Eleanor s'est déjà produite en Australie. Elle est attendue au Vietnam ce mois-ci. Le 26 juin, elle reviendra par la grande porte de l'Opéra de Hanoi pour sa prestation dans un nouveau programme caritatif baptisé "Réveil" (The awakening). L'artiste australienne fusionnera musique pop occidentale et art traditionnel oriental dans ses 20 nouvelles oeuvres. Elles racontent l'histoire d'une personne qui retrouve son rêve après des moments difficiles où elle a cru abandonner sa passion.
Elle veut transmettre son message aux jeunes vietnamiens, ceux qui sont au carrefour de leur vie. Il nous faut choisir notre propre chemin, confie la musicienne. La soirée d'Eleanor Clapham accueillera d'autres chanteurs, compositeurs et chorégraphes vietnamiens. La musique d'Eleanor sera ensuite réunie dans son premier album intitulé "The awakening", qui sera produit au Vietnam.
Les billets de la soirée "The awakening" sont vendus au Centre de formation professionnelle en faveur des enfants démunis Koto, au 59, rue Van Miêu, Hanoi
(Tél. : 04 37 47 03 37), qui bénéficiera de la recette.
Après "The awakening", Eleanor vient d'annoncer qu'elle allait se marier avec le comédien vietnamien Cat Trân Tùng, celui qui lui a appris à chanter en vietnamien.
Eleanor Clapham, à la source du théâtre classique
Au début de 2005, alors qu'Eleanor Clapham était en fin d'études (spécialisation : art de représentation) à l'Université de Wollongong, elle a appris via l'évaluation d'un de ses enseignants qu'elle ne serait jamais capable de devenir artiste d'opéra.

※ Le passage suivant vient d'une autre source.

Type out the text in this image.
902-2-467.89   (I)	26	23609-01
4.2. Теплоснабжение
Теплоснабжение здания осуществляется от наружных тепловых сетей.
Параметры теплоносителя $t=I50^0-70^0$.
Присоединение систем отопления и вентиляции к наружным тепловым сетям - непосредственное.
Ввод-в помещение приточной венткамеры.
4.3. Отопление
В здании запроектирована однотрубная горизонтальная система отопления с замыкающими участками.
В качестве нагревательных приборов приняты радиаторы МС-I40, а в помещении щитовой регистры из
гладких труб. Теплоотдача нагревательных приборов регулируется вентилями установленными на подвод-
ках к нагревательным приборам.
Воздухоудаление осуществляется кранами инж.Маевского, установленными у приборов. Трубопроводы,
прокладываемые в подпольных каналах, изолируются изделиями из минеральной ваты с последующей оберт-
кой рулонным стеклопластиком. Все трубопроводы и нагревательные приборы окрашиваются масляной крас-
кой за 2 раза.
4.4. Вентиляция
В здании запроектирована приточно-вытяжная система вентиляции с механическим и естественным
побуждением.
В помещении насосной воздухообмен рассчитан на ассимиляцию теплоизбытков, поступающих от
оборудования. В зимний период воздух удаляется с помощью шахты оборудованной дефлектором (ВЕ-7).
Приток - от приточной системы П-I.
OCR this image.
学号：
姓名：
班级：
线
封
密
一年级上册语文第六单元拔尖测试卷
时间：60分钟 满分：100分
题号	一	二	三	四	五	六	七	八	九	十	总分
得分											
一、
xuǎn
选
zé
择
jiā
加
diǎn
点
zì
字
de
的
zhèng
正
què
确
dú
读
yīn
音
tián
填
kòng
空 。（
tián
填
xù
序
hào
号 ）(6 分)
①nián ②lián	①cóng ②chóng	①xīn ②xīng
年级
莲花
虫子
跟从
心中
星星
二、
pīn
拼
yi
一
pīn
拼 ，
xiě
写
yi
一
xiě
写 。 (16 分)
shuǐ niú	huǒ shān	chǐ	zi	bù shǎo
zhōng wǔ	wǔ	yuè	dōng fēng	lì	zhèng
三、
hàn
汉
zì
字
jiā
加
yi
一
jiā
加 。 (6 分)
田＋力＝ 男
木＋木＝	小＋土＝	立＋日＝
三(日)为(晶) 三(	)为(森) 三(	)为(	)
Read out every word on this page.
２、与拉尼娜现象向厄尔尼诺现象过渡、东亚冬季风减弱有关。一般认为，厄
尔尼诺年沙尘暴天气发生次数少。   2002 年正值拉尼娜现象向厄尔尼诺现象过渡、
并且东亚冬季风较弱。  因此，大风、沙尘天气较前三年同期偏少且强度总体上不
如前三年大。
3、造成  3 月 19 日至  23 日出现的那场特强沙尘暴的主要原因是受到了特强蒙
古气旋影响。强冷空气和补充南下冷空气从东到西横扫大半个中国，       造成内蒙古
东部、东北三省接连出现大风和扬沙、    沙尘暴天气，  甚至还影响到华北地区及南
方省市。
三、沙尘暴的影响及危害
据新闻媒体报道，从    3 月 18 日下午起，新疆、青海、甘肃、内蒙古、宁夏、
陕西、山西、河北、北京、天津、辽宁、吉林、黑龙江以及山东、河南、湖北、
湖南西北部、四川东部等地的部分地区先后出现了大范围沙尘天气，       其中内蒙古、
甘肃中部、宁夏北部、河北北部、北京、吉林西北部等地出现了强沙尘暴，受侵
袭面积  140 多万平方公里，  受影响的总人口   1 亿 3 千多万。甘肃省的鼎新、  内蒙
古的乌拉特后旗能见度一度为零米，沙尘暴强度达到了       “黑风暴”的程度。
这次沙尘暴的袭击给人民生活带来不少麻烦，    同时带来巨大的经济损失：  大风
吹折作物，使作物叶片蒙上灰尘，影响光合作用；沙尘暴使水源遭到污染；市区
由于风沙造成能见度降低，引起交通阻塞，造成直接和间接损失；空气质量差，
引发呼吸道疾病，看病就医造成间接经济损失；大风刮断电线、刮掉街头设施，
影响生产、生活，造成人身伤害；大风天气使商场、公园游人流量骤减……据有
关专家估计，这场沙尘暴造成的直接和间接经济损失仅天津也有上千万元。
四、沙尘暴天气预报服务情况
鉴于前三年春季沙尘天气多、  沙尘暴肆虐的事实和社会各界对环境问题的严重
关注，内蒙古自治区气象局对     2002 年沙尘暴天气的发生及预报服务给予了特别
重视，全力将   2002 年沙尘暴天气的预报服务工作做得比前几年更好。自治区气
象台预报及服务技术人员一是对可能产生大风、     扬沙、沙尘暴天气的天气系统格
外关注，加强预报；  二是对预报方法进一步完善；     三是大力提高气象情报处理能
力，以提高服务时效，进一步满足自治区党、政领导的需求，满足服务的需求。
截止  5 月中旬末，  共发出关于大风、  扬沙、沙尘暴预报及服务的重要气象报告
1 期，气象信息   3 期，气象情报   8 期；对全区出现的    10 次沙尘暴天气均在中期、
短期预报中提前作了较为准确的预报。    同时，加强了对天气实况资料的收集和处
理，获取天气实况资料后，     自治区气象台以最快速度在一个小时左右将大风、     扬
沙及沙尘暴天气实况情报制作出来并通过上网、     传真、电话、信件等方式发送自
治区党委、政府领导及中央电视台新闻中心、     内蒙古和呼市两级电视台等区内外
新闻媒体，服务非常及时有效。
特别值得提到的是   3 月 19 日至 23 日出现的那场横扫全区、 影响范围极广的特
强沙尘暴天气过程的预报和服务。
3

Découragée, la jeune étudiante était à la recherche d'une nouvelle voie, quand elle a assisté à un spectacle de théâtre classique tuông, donné à son école par l'artiste australien d'origine vietnamienne Ta Duy Binh. Eleanor, pour la première fois en contact avec une discipline artistique tout à fait nouvelle, a décidé d'apprendre le tuông pour se distinguer des autres. En mai 2005, la jeune australienne est arrivée au Vietnam avec dans sa poche, l'adresse d'artistes du théâtre classique vietnamiens donnée par Ta Duy Binh. À Hanoi, Eleanor, complètement novice tant en langue qu'en arts vietnamiens, a appris pendant une année et demi le chèo et le tuông avec des maîtres ne parlant pas anglais.